His attention suddenly fixed exactly on me. Really me, not the me-on-a-pedestal that I found so frightening. “You and Green, you and Bracken, you and Nicky—you’re our mom and our dad, and we learn from you. It’s okay if you let the dads take some stuff. You’re busy being the mom. Being the mom doesn’t always mean kicking ass.”
I must have looked stricken, because he did something remarkably un-Teague-like and tapped my nose. “Not that you have to retire for good,” he said soberly. “And not that we don’t miss you. But you got more important things to do.”
I nodded, feeling forlorn and left behind. “You couldn’t have even told me?”
“Yeah,” Bracken grumbled. “You couldn’t have even told us?”
“So you could have gone with them and she could have worried?” Green asked acidly. “Because that worked so well a year ago.”

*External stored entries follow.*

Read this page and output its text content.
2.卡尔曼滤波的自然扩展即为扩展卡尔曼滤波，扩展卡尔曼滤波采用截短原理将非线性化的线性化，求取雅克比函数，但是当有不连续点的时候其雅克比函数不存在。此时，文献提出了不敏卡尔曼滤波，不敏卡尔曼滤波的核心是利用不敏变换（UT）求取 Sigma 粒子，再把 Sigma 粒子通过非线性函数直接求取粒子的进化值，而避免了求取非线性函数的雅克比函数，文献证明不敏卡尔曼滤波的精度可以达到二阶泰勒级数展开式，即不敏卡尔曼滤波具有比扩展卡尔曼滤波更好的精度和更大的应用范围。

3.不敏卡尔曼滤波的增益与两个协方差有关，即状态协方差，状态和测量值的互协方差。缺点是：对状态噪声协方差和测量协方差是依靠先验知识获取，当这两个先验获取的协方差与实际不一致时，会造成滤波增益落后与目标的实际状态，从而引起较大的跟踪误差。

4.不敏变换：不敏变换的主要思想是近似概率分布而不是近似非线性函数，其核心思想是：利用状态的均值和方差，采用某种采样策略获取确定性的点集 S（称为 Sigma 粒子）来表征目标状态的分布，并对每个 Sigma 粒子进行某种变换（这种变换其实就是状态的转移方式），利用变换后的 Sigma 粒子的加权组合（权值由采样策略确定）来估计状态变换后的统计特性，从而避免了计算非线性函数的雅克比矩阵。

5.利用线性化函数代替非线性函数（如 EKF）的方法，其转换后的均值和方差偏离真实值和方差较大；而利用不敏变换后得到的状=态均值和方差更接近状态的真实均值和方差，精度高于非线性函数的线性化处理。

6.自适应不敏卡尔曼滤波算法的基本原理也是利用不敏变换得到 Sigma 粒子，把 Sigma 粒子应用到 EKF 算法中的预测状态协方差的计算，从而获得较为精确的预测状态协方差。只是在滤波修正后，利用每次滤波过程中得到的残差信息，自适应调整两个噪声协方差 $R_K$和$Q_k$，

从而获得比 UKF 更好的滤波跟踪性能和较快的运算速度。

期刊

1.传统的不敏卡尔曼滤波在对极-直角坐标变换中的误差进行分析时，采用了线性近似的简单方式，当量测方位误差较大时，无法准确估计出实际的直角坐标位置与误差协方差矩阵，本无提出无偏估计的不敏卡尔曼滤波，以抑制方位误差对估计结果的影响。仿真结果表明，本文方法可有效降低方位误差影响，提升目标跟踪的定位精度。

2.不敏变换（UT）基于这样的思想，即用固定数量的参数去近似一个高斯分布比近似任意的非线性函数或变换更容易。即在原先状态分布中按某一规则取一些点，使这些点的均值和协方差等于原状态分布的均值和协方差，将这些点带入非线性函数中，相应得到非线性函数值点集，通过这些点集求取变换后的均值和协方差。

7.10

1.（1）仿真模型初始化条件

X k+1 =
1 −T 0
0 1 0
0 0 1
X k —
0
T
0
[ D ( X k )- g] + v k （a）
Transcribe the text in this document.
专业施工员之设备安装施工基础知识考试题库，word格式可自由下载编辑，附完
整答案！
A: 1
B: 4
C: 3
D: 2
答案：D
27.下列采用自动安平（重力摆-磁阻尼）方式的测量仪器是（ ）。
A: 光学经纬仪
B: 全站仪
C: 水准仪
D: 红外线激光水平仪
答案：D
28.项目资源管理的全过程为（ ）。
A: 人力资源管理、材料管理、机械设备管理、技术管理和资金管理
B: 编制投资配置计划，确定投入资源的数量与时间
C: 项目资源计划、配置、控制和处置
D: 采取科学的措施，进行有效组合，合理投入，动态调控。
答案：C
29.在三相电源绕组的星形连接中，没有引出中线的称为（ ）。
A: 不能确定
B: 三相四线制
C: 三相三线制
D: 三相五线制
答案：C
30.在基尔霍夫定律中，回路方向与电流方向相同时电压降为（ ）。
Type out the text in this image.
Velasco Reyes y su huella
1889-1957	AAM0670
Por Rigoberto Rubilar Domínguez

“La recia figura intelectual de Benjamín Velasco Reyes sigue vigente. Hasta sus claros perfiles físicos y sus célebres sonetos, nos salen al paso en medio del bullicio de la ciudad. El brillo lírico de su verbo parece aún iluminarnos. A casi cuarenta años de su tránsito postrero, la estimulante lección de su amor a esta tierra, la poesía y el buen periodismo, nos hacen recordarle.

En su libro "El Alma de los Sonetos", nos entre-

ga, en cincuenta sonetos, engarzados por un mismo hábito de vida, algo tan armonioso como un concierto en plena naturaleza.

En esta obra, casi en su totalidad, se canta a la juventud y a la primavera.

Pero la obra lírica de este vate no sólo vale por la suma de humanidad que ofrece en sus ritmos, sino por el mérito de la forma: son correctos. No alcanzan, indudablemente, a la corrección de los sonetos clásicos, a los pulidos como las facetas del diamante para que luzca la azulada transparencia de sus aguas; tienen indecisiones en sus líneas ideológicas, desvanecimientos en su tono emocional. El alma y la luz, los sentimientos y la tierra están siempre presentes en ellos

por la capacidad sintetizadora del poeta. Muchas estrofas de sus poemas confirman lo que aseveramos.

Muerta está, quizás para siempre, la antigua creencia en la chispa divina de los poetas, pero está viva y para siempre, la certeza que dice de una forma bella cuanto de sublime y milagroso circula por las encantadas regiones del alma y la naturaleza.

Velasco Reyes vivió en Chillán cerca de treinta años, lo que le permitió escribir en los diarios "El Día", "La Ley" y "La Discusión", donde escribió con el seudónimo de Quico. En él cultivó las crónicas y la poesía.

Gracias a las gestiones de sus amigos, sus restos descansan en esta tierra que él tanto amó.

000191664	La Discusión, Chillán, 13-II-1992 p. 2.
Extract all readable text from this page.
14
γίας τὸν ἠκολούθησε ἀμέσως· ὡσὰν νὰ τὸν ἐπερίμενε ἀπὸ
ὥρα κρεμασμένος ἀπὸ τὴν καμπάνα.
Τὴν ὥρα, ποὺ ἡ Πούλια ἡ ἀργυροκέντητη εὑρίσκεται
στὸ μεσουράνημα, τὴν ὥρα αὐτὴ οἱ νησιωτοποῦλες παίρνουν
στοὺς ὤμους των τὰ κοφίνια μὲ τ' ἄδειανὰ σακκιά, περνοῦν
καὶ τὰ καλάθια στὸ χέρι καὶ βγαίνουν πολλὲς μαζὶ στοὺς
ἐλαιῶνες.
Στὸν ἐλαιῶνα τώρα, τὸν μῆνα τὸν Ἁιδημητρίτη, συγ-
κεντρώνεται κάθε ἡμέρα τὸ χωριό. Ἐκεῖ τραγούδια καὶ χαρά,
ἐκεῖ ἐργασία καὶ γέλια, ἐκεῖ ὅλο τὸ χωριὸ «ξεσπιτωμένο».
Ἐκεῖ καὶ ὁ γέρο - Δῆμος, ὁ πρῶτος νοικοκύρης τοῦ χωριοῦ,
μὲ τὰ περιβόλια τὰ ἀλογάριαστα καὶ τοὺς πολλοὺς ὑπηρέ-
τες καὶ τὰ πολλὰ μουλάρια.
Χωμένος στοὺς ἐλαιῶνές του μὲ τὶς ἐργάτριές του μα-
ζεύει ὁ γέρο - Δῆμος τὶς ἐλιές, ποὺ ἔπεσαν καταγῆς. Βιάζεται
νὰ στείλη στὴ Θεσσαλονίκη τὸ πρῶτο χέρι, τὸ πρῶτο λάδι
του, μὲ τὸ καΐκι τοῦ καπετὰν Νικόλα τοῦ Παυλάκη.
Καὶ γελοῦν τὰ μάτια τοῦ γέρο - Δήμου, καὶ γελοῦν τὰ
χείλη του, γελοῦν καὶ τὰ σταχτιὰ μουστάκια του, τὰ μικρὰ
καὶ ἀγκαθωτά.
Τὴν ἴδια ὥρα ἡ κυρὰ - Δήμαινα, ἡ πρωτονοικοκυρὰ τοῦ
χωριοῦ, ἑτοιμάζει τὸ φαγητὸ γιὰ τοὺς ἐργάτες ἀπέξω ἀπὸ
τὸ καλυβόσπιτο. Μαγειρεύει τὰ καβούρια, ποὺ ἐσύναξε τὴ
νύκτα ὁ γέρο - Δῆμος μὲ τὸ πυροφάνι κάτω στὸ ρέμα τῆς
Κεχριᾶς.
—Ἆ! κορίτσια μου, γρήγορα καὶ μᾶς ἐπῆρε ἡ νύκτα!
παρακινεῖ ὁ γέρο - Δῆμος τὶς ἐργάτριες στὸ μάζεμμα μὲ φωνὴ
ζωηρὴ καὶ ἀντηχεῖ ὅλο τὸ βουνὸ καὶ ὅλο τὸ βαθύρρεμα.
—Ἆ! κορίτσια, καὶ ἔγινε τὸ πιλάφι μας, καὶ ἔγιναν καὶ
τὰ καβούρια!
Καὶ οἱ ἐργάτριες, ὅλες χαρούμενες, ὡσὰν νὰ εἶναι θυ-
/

Nicky cackled, the sound incongruous with the waiting hush of the room. “Didn’t Bracken call that a domestic dispute of epic proportions?”
“Yeah,” Lambent reminded us. “Right before we killed all the wolves!”
“Almost all the wolves,” Teague and Mario said with extreme satisfaction. Well, they got to kill some people in mortal combat.
“Lambent got to set shit on fire,” Max said brightly. “I mean, seriously. It was sort of a win.”
And part of me wanted to cry, because it hadn’t been a win, it had been a prelude and a bloodbath, but that wasn’t what my guys needed to hear just then. They needed to hear “Good job!” and “All win!” and I didn’t blame them.